Ironically, the requirement to move quickly to arbitration, in the absence of a quick contract deal, potentially offered a benefit for labor: It insured that contract talks would not drag on for years. At US Airways, it took eight years to get joint contracts for flight attendants and pilots following the 2005 merger with America West. At United (UAL) , which merged with Continental in 2010, flight attendants still lack a joint contract.
The primary reason for arbitration, however, is that American's bankruptcy creditors insisted on it before backing the 2013 merger with US Airways. "We were told there had to be a backstop" if US Airways management was going to take over, Glading said. "They needed to see a plan six years out: All of the unions had to sign off on contracts.
"So we did something different," she said. "We signed a conditional agreement with the idea that we would come back and negotiate. It was our idea that United had signed a (merger) deal and that United flight attendants would go into talks and achieve improvements, and our industry aggregate would be greater. Then Delta (DAL) (flight attendants) got an increase and we did see a better rate in aggregate, but we were able to negotiate (an even) better rate in the tentative agreement."

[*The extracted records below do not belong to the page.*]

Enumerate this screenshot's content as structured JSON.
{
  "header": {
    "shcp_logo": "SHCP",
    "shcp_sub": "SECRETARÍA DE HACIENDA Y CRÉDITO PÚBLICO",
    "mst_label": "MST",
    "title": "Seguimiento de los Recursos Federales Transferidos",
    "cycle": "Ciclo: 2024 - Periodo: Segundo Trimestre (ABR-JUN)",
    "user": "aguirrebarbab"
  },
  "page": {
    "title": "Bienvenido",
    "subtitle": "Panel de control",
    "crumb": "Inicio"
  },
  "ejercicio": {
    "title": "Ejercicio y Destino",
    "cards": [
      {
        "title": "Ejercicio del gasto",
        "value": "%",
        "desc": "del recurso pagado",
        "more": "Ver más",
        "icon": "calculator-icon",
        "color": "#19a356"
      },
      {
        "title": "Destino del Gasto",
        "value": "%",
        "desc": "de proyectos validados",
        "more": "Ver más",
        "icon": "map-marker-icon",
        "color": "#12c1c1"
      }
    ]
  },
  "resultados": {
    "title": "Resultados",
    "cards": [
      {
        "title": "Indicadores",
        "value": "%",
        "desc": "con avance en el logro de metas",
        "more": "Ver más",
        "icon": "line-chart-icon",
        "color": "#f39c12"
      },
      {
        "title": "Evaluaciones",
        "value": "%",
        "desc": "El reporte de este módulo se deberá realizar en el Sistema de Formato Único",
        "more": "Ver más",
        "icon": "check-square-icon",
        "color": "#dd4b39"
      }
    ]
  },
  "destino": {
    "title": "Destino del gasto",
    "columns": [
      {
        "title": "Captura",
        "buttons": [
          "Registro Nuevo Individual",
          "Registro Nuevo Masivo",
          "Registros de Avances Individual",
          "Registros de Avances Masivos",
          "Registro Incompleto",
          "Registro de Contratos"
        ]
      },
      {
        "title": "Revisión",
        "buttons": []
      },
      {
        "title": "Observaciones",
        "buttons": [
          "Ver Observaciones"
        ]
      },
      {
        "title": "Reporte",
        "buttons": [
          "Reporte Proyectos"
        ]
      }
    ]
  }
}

That is because in contract negotiations with American "we did better than we had anticipated," Glading said. "We had a good negotiating committee, and (American) wanted to get labor peace and move on." The company seemed willing to enhance some contract areas because flight attendants had backed the merger, Glading acknowledged. "I think there was some of that," she said.
Heading into arbitration, Glading said, the most contentious issue may be that flight attendants are asking for "me too" provisions on medical insurance and profit-sharing, so that if other unions get improvements APFA gets them too.

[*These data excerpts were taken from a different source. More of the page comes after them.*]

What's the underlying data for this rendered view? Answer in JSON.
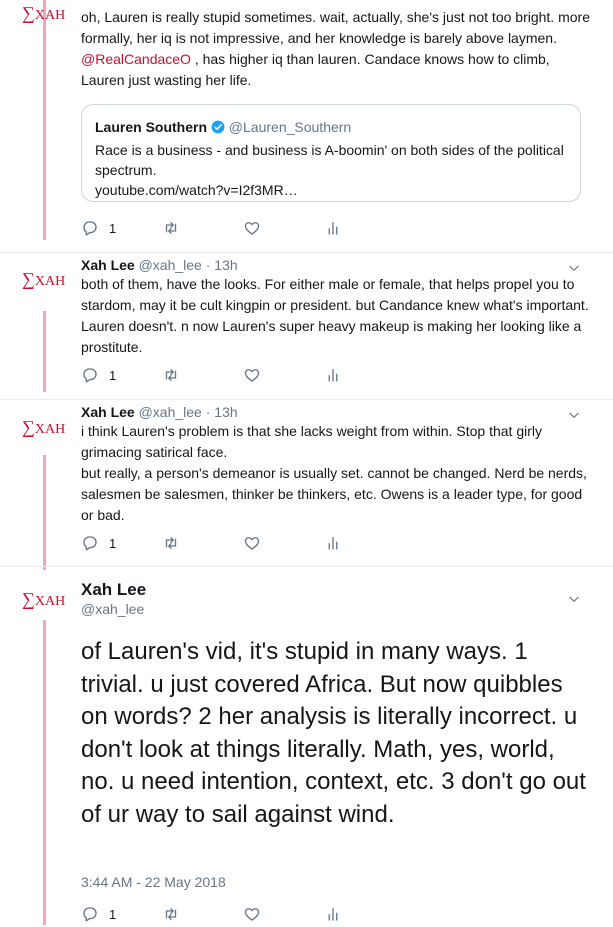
{
  "logo_text": "XAH",
  "tweet1": {
    "text_before": "oh, Lauren is really stupid sometimes. wait, actually, she's just not too bright. more formally, her iq is not impressive, and her knowledge is barely above laymen. ",
    "mention": "@RealCandaceO",
    "text_after": " , has higher iq than lauren. Candace knows how to climb, Lauren just wasting her life.",
    "quote": {
      "name": "Lauren Southern",
      "handle": "@Lauren_Southern",
      "text": "Race is a business - and business is A-boomin' on both sides of the political spectrum.",
      "link": "youtube.com/watch?v=I2f3MR…"
    },
    "reply_count": "1"
  },
  "tweet2": {
    "name": "Xah Lee",
    "handle": "@xah_lee · 13h",
    "text": "both of them, have the looks. For either male or female, that helps propel you to stardom, may it be cult kingpin or president. but Candance knew what's important. Lauren doesn't. n now Lauren's super heavy makeup is making her looking like a prostitute.",
    "reply_count": "1"
  },
  "tweet3": {
    "name": "Xah Lee",
    "handle": "@xah_lee · 13h",
    "text_p1": "i think Lauren's problem is that she lacks weight from within. Stop that girly grimacing satirical face.",
    "text_p2": "but really, a person's demeanor is usually set. cannot be changed. Nerd be nerds, salesmen be salesmen, thinker be thinkers, etc. Owens is a leader type, for good or bad.",
    "reply_count": "1"
  },
  "tweet4": {
    "name": "Xah Lee",
    "handle": "@xah_lee",
    "text": "of Lauren's vid, it's stupid in many ways. 1 trivial. u just covered Africa. But now quibbles on words? 2 her analysis is literally incorrect. u don't look at things literally. Math, yes, world, no. u need intention, context, etc. 3 don't go out of ur way to sail against wind.",
    "timestamp": "3:44 AM - 22 May 2018",
    "reply_count": "1"
  },
  "colors": {
    "thread_line": "#f0a6b8",
    "mention": "#c8102e",
    "muted": "#657786",
    "verified": "#1da1f2"
  }
}
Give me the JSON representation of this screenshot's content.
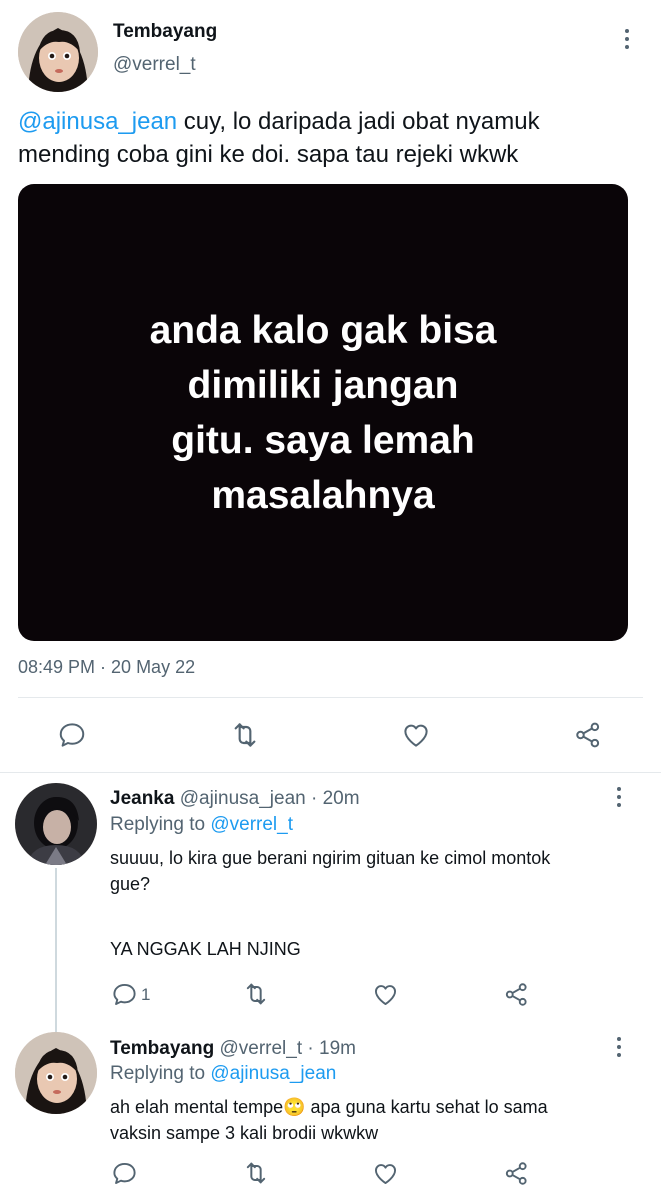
{
  "main_tweet": {
    "author_name": "Tembayang",
    "handle": "@verrel_t",
    "mention": "@ajinusa_jean",
    "text": " cuy, lo daripada jadi obat nyamuk mending coba gini ke doi. sapa tau rejeki wkwk",
    "media_text": "anda kalo gak bisa\ndimiliki jangan\ngitu. saya lemah\nmasalahnya",
    "timestamp": "08:49 PM · 20 May 22",
    "actions": [
      "reply-icon",
      "retweet-icon",
      "like-icon",
      "share-icon"
    ]
  },
  "replies": [
    {
      "name": "Jeanka",
      "meta": "@ajinusa_jean · 20m",
      "replying_prefix": "Replying to ",
      "replying_to": "@verrel_t",
      "text_lines": [
        "suuuu, lo kira gue berani ngirim gituan ke cimol montok",
        "gue?"
      ],
      "text_extra": "YA NGGAK LAH NJING",
      "reply_count": "1"
    },
    {
      "name": "Tembayang",
      "meta": "@verrel_t · 19m",
      "replying_prefix": "Replying to ",
      "replying_to": "@ajinusa_jean",
      "text_line1": "ah elah mental tempe",
      "emoji": "🙄",
      "text_line1_end": " apa guna kartu sehat lo sama",
      "text_line2": "vaksin sampe 3 kali brodii wkwkw",
      "reply_count": ""
    }
  ],
  "colors": {
    "accent": "#1d9bf0",
    "secondary_text": "#536471",
    "primary_text": "#0f1419",
    "media_bg": "#0a0508"
  }
}
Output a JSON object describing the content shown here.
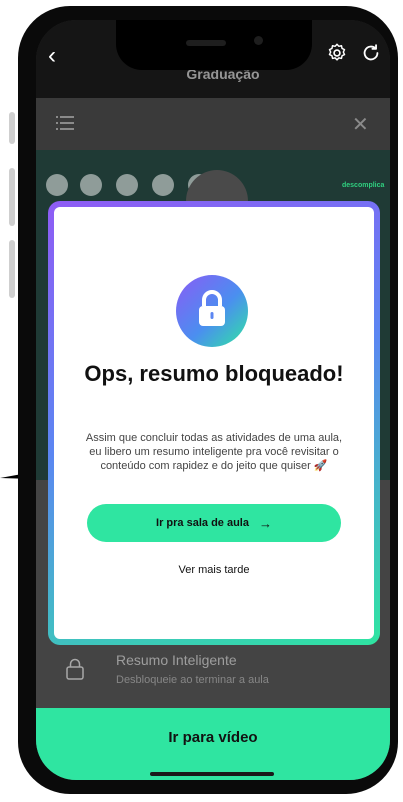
{
  "header": {
    "back_icon": "chevron-left-icon",
    "course_title": "Graduação",
    "settings_icon": "gear-icon",
    "refresh_icon": "refresh-icon"
  },
  "panel": {
    "menu_icon": "list-icon",
    "close_icon": "close-icon",
    "brand_tag": "descomplica"
  },
  "summary_row": {
    "title": "Resumo Inteligente",
    "subtitle": "Desbloqueie ao terminar a aula"
  },
  "video_button_label": "Ir para vídeo",
  "modal": {
    "title": "Ops, resumo bloqueado!",
    "body": "Assim que concluir todas as atividades de uma aula, eu libero um resumo inteligente pra você revisitar o conteúdo com rapidez e do jeito que quiser 🚀",
    "primary_label": "Ir pra sala de aula",
    "primary_arrow": "→",
    "secondary_label": "Ver mais tarde"
  },
  "colors": {
    "accent_green": "#2fe5a1",
    "gradient_purple": "#8f5cf5",
    "gradient_blue": "#5b86f2"
  }
}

Profit-sharing has emerged as a sensitive issue. "We tried to sell it to the company during negotiations," Glading said. American flight attendants "did not get it for many years, (but) it's something employees like in good years."
American management, however, is very strongly opposed so in the rejected contract APFA agreed to accept higher pay in place of profit-sharing.
Glading has been a flight attendant leader at a time of transition in the airline business. As head of the APFA's negotiating committee, she oversaw a beneficial deal that was approved by 96% of voters. Unfortunately, the mailed-in ballots were counted on Sept. 12, 2001.
Very quickly thereafter, the Sept. 11 terrorist attacks fed into an economic slowdown. A resurgence was quickly followed by recession. Airlines were harshly impacted: Not a single airline union emerged unscathed.
The wonder is that, despite it all, Glading has made such a big difference in the airline industry.